初めての入院


初めて発熱する。
検診でいつも行っていた大学病院に行くと風邪という診断だった。
薬をもらって帰るが熱は上がり続け、ミルクもほとんど飲めない状態になった。夜、ぐったりしているのが心配で、病院に電話してみるが、「水分が少しでもとれているならば、脇と足の付け根を氷で冷やして、診察時間につれてきて下さい。」と言われる。言われたとおりに冷やして様子を見るが熱は下がることもなく、ぐったりして目が充血している。布団に寝かせると泣くので、ずっと抱っこしたまま様子をみていた。夜中、心配でもう1度病院に電話するが同じ回答。目が赤いと言ったら、ちょっと反応あり。「どうしてもというなら来てください。でも、月齢が低いので解熱剤は出せないし、深夜なので検査はできないです。」と言われる。それでは行っても意味がないので、朝になるのを待って病院へ。先生が診察して血液検査をすることになる。子供だけ処置室につれていかれる。外から何人もの看護婦さんが押さえつけているのが見える。子供なので血管が細く血液をとるのが大変らしく時間がかかる。りょうはずっと声がかれるくらい大きな声で泣いていた。その数時間後検査結果が出て先生に呼ばれる。
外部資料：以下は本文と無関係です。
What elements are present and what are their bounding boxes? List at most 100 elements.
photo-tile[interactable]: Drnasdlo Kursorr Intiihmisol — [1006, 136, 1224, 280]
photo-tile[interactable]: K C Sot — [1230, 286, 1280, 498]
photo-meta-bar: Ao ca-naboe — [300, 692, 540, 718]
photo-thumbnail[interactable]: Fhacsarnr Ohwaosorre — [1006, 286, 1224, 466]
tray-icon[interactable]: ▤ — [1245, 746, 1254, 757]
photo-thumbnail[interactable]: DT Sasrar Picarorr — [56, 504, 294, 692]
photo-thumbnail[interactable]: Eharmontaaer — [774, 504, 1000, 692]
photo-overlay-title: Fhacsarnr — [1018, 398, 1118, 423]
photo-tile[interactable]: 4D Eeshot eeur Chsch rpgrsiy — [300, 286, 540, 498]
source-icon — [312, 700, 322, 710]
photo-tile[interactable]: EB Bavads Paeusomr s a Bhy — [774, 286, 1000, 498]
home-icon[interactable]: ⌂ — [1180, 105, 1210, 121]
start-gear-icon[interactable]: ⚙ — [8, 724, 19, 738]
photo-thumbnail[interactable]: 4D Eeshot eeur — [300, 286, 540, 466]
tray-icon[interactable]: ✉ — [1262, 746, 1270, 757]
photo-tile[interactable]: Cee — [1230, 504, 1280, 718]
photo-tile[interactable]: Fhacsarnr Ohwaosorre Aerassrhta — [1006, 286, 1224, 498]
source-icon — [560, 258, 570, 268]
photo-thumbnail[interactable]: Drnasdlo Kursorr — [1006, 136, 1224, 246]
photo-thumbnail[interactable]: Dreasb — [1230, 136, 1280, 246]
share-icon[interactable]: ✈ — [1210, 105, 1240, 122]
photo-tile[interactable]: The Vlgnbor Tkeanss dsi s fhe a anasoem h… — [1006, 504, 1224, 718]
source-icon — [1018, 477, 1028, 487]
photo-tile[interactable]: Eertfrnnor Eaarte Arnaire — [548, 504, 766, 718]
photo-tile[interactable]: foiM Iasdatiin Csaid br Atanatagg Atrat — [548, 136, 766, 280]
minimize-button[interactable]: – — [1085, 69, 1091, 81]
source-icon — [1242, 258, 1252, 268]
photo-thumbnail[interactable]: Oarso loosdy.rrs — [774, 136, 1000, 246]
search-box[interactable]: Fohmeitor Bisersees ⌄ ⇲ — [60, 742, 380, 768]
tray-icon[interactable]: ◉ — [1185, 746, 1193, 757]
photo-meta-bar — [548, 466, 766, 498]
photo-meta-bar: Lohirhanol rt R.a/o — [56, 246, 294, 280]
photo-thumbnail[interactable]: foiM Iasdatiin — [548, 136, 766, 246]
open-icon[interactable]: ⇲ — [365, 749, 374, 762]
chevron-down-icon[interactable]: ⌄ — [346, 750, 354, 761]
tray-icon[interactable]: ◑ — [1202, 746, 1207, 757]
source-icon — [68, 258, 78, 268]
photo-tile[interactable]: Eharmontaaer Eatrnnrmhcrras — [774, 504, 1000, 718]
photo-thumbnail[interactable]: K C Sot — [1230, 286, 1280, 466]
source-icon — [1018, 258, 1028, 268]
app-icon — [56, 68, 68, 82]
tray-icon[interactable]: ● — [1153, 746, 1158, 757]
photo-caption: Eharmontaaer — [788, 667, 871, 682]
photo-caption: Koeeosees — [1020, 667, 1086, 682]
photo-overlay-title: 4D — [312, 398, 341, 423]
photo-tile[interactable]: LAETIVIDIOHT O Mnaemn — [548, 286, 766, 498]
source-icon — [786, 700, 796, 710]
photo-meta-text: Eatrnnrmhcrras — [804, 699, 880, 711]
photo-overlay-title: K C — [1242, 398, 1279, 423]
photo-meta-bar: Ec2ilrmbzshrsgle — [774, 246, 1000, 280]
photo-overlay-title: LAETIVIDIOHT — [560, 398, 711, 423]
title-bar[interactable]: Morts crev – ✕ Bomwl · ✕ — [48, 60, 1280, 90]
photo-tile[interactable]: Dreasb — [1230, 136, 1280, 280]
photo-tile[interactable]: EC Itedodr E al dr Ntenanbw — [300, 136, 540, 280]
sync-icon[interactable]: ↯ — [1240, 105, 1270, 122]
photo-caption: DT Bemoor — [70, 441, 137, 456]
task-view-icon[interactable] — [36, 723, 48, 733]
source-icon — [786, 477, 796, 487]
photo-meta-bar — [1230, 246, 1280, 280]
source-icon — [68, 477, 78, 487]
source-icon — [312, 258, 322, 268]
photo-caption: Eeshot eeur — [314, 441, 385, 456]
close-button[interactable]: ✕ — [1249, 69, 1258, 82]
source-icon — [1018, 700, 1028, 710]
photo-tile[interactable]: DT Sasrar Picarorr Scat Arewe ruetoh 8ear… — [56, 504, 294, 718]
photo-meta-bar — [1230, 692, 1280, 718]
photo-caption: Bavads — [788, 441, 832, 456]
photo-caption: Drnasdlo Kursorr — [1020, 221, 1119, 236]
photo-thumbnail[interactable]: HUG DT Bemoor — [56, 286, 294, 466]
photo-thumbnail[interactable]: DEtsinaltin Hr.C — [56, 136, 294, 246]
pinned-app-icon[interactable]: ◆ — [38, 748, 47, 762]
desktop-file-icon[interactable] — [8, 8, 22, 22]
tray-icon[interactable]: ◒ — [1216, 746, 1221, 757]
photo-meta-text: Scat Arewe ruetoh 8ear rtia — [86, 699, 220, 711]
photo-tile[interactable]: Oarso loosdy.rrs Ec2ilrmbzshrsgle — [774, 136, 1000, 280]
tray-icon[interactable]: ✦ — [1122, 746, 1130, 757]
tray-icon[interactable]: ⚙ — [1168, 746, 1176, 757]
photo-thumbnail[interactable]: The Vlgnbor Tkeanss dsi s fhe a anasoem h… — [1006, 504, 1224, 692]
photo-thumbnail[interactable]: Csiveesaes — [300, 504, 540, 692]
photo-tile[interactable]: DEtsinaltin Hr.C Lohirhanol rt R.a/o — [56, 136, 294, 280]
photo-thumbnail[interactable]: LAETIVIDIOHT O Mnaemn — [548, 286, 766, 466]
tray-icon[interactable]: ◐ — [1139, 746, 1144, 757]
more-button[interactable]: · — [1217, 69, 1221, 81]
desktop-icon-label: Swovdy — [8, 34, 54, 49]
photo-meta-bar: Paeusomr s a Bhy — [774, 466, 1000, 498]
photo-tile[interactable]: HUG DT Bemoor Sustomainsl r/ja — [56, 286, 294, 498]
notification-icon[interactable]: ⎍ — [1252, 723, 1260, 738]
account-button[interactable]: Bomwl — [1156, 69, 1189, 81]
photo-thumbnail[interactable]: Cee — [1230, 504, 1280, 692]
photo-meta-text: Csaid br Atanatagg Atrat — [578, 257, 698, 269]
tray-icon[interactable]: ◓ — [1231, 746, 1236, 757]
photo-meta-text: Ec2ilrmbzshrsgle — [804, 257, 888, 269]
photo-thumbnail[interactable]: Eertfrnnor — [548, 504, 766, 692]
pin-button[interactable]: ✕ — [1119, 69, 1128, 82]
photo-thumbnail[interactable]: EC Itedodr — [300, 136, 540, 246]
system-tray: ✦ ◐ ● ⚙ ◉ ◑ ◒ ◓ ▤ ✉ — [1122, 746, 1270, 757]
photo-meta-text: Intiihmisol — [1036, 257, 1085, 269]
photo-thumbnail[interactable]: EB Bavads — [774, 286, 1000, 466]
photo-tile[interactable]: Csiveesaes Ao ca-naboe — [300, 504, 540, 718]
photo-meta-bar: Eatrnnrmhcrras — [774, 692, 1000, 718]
「川崎病」の疑いがある。との診断。このまま帰すわけにはいかない病気だと言われ病棟にベットの空きを確認。空いていなかったために近くの都立病院を紹介され入院することになる。
「川崎病」?聞いたことがない。先生はだいたの説明をしてくれたはずだが、即入院するほどの病気に、頭が真っ白になってその時は何も頭に入ってこなかった。
すぐに主人の携帯に電話。主人もまた「川崎病」を知るわけもなく、ただ入院ということに驚き、早退して病院まできてくれた。そして、都立病院に入院したのだった。
川崎病は「1.高熱が続く 2.赤い発疹 3.首のリンパ腺がはれる 4.唇が赤くなる 5.目が充血 6.手のひら足のうらが赤くなり、むくむ」このうちの5つが揃うと診断されるのだが、この時点では、高熱、目の充血、唇の赤みの3つだけだったので、川崎病との診断はされなかった。
ミルクがほとんど飲めない状態だったので、点滴をすることになる。まだ4ヶ月の小さい体に点滴は痛々しくかわいそうで仕方がなかった。
小児病棟の小さいベッドでりょうを抱っこして柵によりかかって眠る日が2日続いたが、入院3日目で熱が下がる。結局、他の症状はでることがなく、川崎病の疑いという診断は変わらなかったが、他にこのような、症状が出る病気はないとのことで、軽い川崎病だったのでしょう。との診断となった。川崎病の怖いのは、心臓の後遺症。幸いなことに心臓には異常がみられなかった。2日おきに、エコーと血液検査を繰り返し入院10日目に退院することができた。その時、川崎病は原因不明な病気なので、いつ心臓に異常が見られるか分からない。1年に1回心臓の検査を必ず受けるように言われる。

都立病院
川崎病で入院していた時の写真。
この写真は熱が下がって、回復してきた頃。